Evidenziata questa lacuna dagli studenti e laureati del corso di laurea in “Organizzazione e Gestione del Patrimonio Culturale e Ambientale” della Federico II di Napoli, un gruppo di parlamentari guidato da Luigi Gallo ha presentato alcuni emendamenti alla proposta di legge, chiedendo espressamente di inserire il termine “gestione” tra gli interventi previsti e i “manager culturali” nell’elenco delle professioni citato negli articoli 9-bis e 182-bis. Aprire il registro nazionale anche agli “economisti della cultura” permetterebbe l’accesso a molti concorsi pubblici delle amministrazioni locali e del Ministero, spesso paradossalmente preclusi ai laureati della classe di laurea magistrale LM-76 in “Scienze economiche per l’ambiente e la cultura”, e anche al TFA per l’accesso all’insegnamento.

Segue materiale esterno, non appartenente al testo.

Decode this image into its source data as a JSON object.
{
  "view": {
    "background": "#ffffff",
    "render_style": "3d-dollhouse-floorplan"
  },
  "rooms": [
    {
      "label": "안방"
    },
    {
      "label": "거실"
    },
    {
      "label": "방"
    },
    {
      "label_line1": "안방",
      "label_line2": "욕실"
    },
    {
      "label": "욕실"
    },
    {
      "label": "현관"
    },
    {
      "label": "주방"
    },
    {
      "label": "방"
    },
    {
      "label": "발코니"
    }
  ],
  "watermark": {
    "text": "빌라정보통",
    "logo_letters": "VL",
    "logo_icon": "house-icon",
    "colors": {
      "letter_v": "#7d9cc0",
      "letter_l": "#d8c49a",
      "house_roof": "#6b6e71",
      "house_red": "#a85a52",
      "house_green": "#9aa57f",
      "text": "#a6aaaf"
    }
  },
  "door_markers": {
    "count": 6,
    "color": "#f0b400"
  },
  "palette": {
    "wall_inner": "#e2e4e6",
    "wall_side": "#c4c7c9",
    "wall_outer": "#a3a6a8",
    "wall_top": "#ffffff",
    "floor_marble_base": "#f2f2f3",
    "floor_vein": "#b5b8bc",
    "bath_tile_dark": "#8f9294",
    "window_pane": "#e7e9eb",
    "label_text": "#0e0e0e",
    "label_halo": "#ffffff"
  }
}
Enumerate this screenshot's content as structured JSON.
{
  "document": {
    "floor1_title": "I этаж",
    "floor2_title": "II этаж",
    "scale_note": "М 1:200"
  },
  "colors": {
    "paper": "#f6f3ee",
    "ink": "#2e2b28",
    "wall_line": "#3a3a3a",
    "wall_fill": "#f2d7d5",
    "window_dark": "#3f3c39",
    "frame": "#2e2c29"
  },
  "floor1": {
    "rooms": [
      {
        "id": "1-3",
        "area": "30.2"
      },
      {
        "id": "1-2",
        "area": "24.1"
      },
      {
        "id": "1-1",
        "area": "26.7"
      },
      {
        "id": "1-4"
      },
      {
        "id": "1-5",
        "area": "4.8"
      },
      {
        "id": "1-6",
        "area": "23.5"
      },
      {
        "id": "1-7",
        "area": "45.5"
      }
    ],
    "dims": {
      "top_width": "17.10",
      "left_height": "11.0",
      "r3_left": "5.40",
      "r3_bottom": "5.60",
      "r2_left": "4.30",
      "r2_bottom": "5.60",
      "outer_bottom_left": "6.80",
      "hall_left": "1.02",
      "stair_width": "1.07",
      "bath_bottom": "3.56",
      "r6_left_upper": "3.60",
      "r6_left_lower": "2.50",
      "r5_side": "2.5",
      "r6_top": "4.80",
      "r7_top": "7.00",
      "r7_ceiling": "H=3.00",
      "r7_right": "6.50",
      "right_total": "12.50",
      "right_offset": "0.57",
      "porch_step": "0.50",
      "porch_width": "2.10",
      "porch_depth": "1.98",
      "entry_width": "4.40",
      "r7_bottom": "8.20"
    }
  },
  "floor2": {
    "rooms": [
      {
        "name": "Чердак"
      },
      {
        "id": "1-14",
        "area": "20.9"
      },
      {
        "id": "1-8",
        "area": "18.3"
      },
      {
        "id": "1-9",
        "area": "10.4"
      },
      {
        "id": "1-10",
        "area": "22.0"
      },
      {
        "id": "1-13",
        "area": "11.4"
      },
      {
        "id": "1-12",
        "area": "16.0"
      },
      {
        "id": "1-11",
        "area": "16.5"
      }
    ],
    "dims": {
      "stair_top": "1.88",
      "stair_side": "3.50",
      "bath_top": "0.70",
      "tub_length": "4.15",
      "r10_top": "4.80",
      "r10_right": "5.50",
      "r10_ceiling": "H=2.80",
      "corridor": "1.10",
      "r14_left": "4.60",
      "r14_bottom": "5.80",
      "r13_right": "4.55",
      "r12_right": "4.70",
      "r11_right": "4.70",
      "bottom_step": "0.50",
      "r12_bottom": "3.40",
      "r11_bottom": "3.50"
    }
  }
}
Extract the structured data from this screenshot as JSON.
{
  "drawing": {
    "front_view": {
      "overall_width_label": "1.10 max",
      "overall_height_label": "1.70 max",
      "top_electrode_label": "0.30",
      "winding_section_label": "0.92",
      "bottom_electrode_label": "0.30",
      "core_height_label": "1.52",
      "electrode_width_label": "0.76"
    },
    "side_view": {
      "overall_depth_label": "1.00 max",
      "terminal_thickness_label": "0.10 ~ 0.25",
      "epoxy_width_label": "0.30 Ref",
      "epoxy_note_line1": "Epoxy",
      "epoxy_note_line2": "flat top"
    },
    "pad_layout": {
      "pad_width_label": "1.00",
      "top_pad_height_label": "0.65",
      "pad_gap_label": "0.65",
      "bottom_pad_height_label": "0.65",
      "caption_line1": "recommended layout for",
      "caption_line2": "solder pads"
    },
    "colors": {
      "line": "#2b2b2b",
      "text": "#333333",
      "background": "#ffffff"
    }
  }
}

Sfortunatamente, entrambi gli emendamenti sono stati respinti. Manuela Ghizzoni, relatore della Commissione Cultura, Scienza e Istruzione, ha motivato la scelta spiegando che la proposta di legge intende regolamentare qualcosa che già esiste all’interno del Codice (“ci siamo riferiti [...] sugli ambiti di azione che vengono già oggi indicati nel codice per i beni culturali e ambientali”) e riconoscere coloro che si occupano di beni culturali in modo esclusivo (“abbiamo lavorato per individuare dei profili professionali che abbiano un’univocità nel loro intervento sui beni culturali”), ribadendo quest’ultimo concetto con un esempio chiarificatore (“non abbiamo ricompreso i fotografi, che naturalmente lavorano a sostegno per il tema della valorizzazione, per esempio, e la fruizione dei beni culturali, ma non hanno un rapporto univoco nella loro professione con i beni culturali”). Il Governo, nella persona di Ilaria Carla Anna Borletti dell’Acqua, Sottosegretario di Stato per i Beni e le Attività Culturali e il Turismo, non ha fatto altro che confermare questa linea di pensiero, dimenticando tuttavia che il Codice è ricco di riferimenti ai temi della valorizzazione e gestione, come si evince dagli articoli 6 (“Valorizzazione del patrimonio culturale”) e 7 (“Funzioni e compiti in materia di valorizzazione del patrimonio culturale”) e dagli artt. 111-121 (Parte Seconda – Titolo II – Capo II – “Principi della valorizzazione dei beni culturali”).

Malgrado questa evidente contraddizione, la battaglia non è ancora persa: la proposta di legge Madia passerà ora al Senato, dove gli esiti potranno essere anche diversi. E bisogna considerare che questa discussione alla Camera ha iniziato ad aprire gli occhi su un mondo finora sommerso, suscitando interesse e attenzioni in molte personalità politiche. La strada per una piena affermazione dei diritti dei manager culturali è ancora lunga, ma almeno abbiamo iniziato a percorrerla.